Annals of Education

 

Kids can get keen for learning!

By Dr. Edmond Dixon
Special to True North Perspective
 
Dr. Edmond J. Dixon is a former teacher and principal with 28 years experience in Ontario education.  His research is focused on giving teachers practical tools for helping struggling students in the classroom. He is the author of Keen For Learning: Why Some Kids Don’t Succeed in the Classroom – and What We Can Do About It. More information is at www.KeenForLearning.org.

"Let's Face it; I'm stupid. You know it, I know it, and my parents know it."

School has been back for more than a month and seats in classrooms across Ontario are full. We’re into the nitty gritty of the learning season.

Sadly, a quarter of those seats will be empty before those students graduate because 20% to 25% of students will drop out. It happens every year and has remained surprisingly consistent for many years.

As a result, the future of these students will be radically different from those who stay in school. Statistically, dropouts will have more trouble entering and staying in the work force, they’ll earn less, have higher rates of imprisonment and drug use and even have shorter life spans than their more educated peers.

Those who quit school may be labelled as disengaged, lazy, slow, or troubled. Their teachers may be classed as uninspiring, unaware or incompetent. The real issues of family problems, poverty, racism, or cultural bias may be thrown into the mix.

But what if there is another cause?  What if these struggling students simply learn differently?

In my view far too many students are in this predicament and it's time educators in Ontario took a hard look at another way to teach so these young people can learn in the classroom and remain engaged in school rather than becoming tragic statistics.

The quote that opens this article is from a student at a school where I was once principal. His profound belief that he was stupid coloured his school experiences, despite the fact that he was accomplished as a skate-boarder, popular with other students, known for his clever computer instant messaging skills, and possessed an acute sense of humour.

But he was lost in the classroom. The burning question is why was he able to demonstrate the ability to learn in one context but not the other?

The answer is that both research and our own daily observations confirm the existence of different student learning styles among people.

Those who fail in our schools tend to have one of two kinds of learning styles. They’re either kinesthetic and learn through movement and experience or intra-personal, which means they learn best through social interactions with others.

In both cases, these are the children teachers admonish to "sit down and be quiet" in class. But when that happens, they stop learning.

In the best case scenario, they bide their time in the classroom until they leave; alternately, they rebel, become discipline problems and are sent to the office, suspended or expelled.

In the worst case scenario, they become convinced that they cannot learn in a classroom and are affected for the rest of their lives as they avoid situations where they might have to do "school" learning, thereby cutting themselves off from many learning and retraining opportunities.

These students have always been with us but in the past schools didn’t educate them until they were adults.

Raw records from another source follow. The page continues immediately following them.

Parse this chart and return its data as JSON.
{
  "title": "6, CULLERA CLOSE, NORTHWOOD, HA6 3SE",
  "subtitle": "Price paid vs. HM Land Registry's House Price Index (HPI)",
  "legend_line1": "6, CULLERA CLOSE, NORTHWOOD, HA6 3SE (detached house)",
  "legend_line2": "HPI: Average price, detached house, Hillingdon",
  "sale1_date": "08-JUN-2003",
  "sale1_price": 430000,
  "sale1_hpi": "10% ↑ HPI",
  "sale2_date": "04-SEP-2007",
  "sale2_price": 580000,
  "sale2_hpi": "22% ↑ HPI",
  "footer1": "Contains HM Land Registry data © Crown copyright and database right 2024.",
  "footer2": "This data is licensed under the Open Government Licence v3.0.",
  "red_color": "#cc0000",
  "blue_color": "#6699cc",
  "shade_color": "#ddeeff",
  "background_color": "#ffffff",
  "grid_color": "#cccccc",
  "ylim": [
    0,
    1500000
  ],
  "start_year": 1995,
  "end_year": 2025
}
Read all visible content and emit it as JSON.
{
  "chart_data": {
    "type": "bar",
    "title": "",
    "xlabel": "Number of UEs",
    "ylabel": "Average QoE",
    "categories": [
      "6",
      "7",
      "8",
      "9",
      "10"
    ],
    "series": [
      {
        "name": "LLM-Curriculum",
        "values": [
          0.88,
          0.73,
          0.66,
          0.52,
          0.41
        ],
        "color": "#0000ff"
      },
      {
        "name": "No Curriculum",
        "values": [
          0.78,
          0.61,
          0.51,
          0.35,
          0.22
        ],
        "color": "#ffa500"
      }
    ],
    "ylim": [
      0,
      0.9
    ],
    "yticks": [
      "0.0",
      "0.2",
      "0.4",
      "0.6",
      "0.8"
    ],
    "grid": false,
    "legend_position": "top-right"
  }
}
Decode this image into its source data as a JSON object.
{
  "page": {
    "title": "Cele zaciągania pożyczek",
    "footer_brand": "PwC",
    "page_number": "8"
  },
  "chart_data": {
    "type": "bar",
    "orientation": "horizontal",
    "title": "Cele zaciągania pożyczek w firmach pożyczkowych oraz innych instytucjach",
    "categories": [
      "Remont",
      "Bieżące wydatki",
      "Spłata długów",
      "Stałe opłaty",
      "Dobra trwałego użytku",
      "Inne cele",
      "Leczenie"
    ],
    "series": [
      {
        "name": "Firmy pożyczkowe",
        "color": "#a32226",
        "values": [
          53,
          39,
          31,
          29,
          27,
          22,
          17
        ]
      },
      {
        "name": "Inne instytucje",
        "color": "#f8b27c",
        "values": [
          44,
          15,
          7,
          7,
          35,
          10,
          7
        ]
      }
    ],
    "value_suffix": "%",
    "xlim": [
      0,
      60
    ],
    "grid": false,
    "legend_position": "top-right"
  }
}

Most left school early, went to work in trades, manufacturing or some other experiential situation where they could develop their skills and abilities in a kinesthetic or intrapersonal fashion.

As a result, they could build successful lives once they left school. Unfortunately, those opportunities no longer exist for high-school dropouts.

The Ontario government recognizes this in its requirement that all students stay in school until 18 years of age, and that means that schools today must find ways of effectively teaching those who would have left in earlier times.

Educators have responded with the idea of "differentiating" instruction to students but so far there have not been enough helpful ideas for teachers to use in accomplishing this.

A practical application of brain research can help point the way. Due to the advances in technology such as Magnetic Resonant Imaging, we are learning more than we ever knew before about how the brain learns. We now know that movement and emotion are powerful tools in helping learning happen because they trigger engagement and create new neural pathways that strengthen the understanding of what is being learned.

This research allows us to develop simple exercises for the classroom context. We have discovered that if educators use an activity that allows a student to move, playfully approach the curriculum material, see it from a different perspective using their bodies, and create a story around it, we can supercharge learning — particularly for the 25% of students who struggle.

When using these activities in schools we have concrete evidence that students who are disengaged in school become passionate about learning, achieve higher and even take a leadership role in the classroom.

Why?

Because they were allowed to learn and process information in the way that best suited their learning style. It can happen in any classroom and does not replace the reading and writing tasks that occur, it just enhances them.

It's time educators in Ontario examined more closely the idea of letting students get out of their seats to learn in the classroom — so that they will be less likely to permanently vacate those seats before graduation.